Chemically induced renal neoplasms in male rats, developed coincident with α2u-globulin nephropathy, are not considered predictive of risk to humans by the International Agency for Research on Cancer (IARC) and the U.S. Environmental Protection Agency. Criteria have been defined to establish the role of α2u-globulin nephropathy in renal carcinogenesis, based on a proposed mode of action involving sustained tubular cell proliferation resulting from α2u-induced nephropathy, with consequent development of neoplastic lesions. Recent NTP studies demonstrated inconsistencies with this proposed mechanism, including in some cases, far weaker kidney tumor responses than expected based on the extent of α2u-globulin nephropathy. NTP studies with decalin, propylene glycol mono-t-butyl ether and Stoddard solvent IIC included extended evaluations of α2u-related nephropathy, and were thus used in assessing the linkage between key events in 90-day studies with renal tumors in 2-year studies. This review revealed no or at best weak associations of tumor responses with renal α2u-globulin concentrations, indices of cell turnover, or microscopic evidence of α2u-associated nephropathy in prechronic studies. While tumor responses corresponded somewhat with a measure of cumulative α2u-associated nephropathy (linear mineralization of the papilla) at the end of the 2-year studies, the severity of chronic nephropathy was generally in best agreement with the pattern of tumor response. These results suggest that while α2u-globulin nephropathy may contribute to the renal tumor response, the critical component(s) of the nephropathy most closely associated with the development of tumors could not be clearly identified in this review.

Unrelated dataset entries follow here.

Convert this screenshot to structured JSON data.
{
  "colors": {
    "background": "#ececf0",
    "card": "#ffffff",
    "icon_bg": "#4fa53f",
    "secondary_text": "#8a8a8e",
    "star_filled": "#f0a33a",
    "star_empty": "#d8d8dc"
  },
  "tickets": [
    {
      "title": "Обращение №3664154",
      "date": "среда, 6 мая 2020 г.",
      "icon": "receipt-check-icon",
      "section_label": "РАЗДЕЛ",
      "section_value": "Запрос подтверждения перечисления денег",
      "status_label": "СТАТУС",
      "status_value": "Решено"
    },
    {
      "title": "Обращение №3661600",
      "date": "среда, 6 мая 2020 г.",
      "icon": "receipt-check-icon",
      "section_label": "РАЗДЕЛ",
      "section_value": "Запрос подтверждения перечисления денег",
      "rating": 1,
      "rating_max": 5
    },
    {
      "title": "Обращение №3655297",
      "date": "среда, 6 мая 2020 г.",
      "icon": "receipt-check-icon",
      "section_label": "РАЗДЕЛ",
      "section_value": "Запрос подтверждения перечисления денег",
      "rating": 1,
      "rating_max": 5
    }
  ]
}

Histological Investigation of Diagnostically Challenging Tubule Profiles in Advanced Chronic Progressive Nephropathy (CPN) in the Fischer 344 RaT

Recently, guidelines were suggested for discriminating proliferative-appearing tubule profiles encountered in advanced spontaneous chronic progressive nephropathy (CPN) of rats, from hyperplastic precursors of renal tubule tumors (Hard and Seely, 2005). These recommendations were based on histological evaluation of a large number of cases of severe to end-stage CPN in male F344 rats from 8 separate 2-year carcinogenicity studies held in the Archives of the National Toxicology Program, NIEHS. This work has now been extended to characterize the various lesions further, mainly by serial sectioning to track their origin and fate within the adjacent renal tissue, but also by applying special staining procedures such as immunohistochemical assessment of proliferative activity, as well as fluorescence microscopy, to seek further differences from atypical tubule hyperplasia. The results obtained from these additional investigations support the contention that certain tubule profiles with a misleading proliferative appearance, sometimes found in advanced CPN, should be distinguished from preneoplastic tubule foci, and regarded as components of the nephropathy process.